Por Redação | 07.07.2016 às 21:30

Estima-se que a Doença de Alzheimer atinja mais de 36 milhões de pessoas em todo o mundo. E, só no Brasil, há cerca de 1,2 milhões de casos relatados. Apesar de não existir cura, especialistas acreditam que quanto mais cedo o problema for detectado, maiores as chances dos sintomas serem atenuados. A partir do estudo das bases genéticas da doença, pesquisadores de Boston descobriram um novo teste genético que pode dar o passo inicial para a detecção precoce do distúrbio do cérebro. O método pode dar esperança para que os sintomas apareçam somente após vários anos da detecção.

Na pesquisa divulgada, foram examinados genes de participantes considerados novos e saudáveis à procura da presença de variações associadas ao Alzheimer. O estudo mostrou que os adultos mais jovens que possuíam muitas dessas variações tinham um hipocampo – região do cérebro responsável pela formação de memórias – menos desenvolvido que o dos outros participantes.

Apesar de significativa em termos estatísticos, essa relação do tamanho do hipocampo com a doença estudada ainda não prova nada, mesmo que a detecção seja bastante evidente.

alzheimer

Por outro lado, quado o estudo foi realizado com um grande número de pessoas mais velhas e livres da doença, o teste genético foi capaz de diferenciar aquelas com memória mais fraca e com dificuldades cognitivas daquelas cujas funções mentais ainda eram fortes.

Os cientistas chegaram à conclusão de que, em média, aqueles com maiores variações genéticas tendiam a ter o hipocampo relativamente menor e maior presença da proteína Beta-amilóide, responsável pela formação das placas associadas à Doença de Alzheimer. Além disso, descobriram que durante um período de 3 anos de estudo, 15 dos 194 participantes saudáveis desenvolveram uma espécie de insuficiência leve de raciocínio. E também que dentre as 332 pessoas que no início do estudo já apresentavam esse sintoma, 143 chegaram a desenvolver a doença propriamente dita.

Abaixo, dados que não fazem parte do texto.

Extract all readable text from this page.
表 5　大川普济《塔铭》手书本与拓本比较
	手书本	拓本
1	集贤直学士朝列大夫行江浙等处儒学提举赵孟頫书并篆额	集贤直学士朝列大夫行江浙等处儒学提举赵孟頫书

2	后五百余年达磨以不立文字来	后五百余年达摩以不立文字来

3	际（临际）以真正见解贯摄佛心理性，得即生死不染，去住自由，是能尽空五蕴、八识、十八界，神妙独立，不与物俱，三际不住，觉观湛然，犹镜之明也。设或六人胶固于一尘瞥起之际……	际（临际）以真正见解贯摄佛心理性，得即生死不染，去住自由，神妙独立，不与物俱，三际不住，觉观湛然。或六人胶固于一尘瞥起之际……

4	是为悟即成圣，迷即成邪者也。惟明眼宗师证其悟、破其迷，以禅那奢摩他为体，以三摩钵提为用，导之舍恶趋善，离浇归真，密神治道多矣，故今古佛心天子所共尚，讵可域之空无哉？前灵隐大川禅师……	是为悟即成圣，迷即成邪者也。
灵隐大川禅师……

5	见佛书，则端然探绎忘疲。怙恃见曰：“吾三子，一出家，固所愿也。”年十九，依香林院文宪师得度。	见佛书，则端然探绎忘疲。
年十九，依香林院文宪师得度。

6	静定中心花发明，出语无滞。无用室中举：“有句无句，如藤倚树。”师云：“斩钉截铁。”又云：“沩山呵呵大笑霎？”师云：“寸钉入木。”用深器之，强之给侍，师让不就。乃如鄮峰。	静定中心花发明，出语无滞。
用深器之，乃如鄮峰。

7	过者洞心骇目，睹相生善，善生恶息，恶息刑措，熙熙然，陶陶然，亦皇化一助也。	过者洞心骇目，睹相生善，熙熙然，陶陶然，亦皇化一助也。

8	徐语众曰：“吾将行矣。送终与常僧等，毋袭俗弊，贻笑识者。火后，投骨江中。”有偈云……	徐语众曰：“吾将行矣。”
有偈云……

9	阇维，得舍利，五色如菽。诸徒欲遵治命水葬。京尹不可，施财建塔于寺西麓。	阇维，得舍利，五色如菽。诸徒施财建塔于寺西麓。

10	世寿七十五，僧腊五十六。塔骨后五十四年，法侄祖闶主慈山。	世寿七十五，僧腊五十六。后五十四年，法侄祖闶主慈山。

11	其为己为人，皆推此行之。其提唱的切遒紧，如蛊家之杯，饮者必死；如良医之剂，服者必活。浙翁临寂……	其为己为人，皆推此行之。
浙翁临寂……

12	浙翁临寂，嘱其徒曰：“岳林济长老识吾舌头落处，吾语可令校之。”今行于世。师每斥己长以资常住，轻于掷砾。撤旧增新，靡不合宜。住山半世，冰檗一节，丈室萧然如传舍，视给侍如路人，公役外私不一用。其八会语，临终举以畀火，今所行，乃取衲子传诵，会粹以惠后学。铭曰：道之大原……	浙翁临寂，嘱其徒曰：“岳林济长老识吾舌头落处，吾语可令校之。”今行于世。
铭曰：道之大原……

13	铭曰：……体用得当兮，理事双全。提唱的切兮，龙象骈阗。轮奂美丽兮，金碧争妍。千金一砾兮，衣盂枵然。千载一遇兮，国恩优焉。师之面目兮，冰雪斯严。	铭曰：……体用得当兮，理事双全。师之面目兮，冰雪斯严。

Os responsáveis pela pesquisa afirmam que os especialistas então apenas começando a entender o que os fatores genéticos significam para o desenvolvimento do distúrbio. Heather Snyder, da Associação de Alzheimer dos Estados Unidos, diz que os resultados são os primeiros passos para a compreensão, mas ainda existem diversos caminhos a seguir. Ela acredita que futuramente os teste genéticos poderão prever com precisão o grau do risco que uma pessoa terá de desenvolver a doença cerebral. Entretanto, ele alerta que ainda não chegaram nesse nível, então não adianta sair correndo para fazer esse tipo de exame.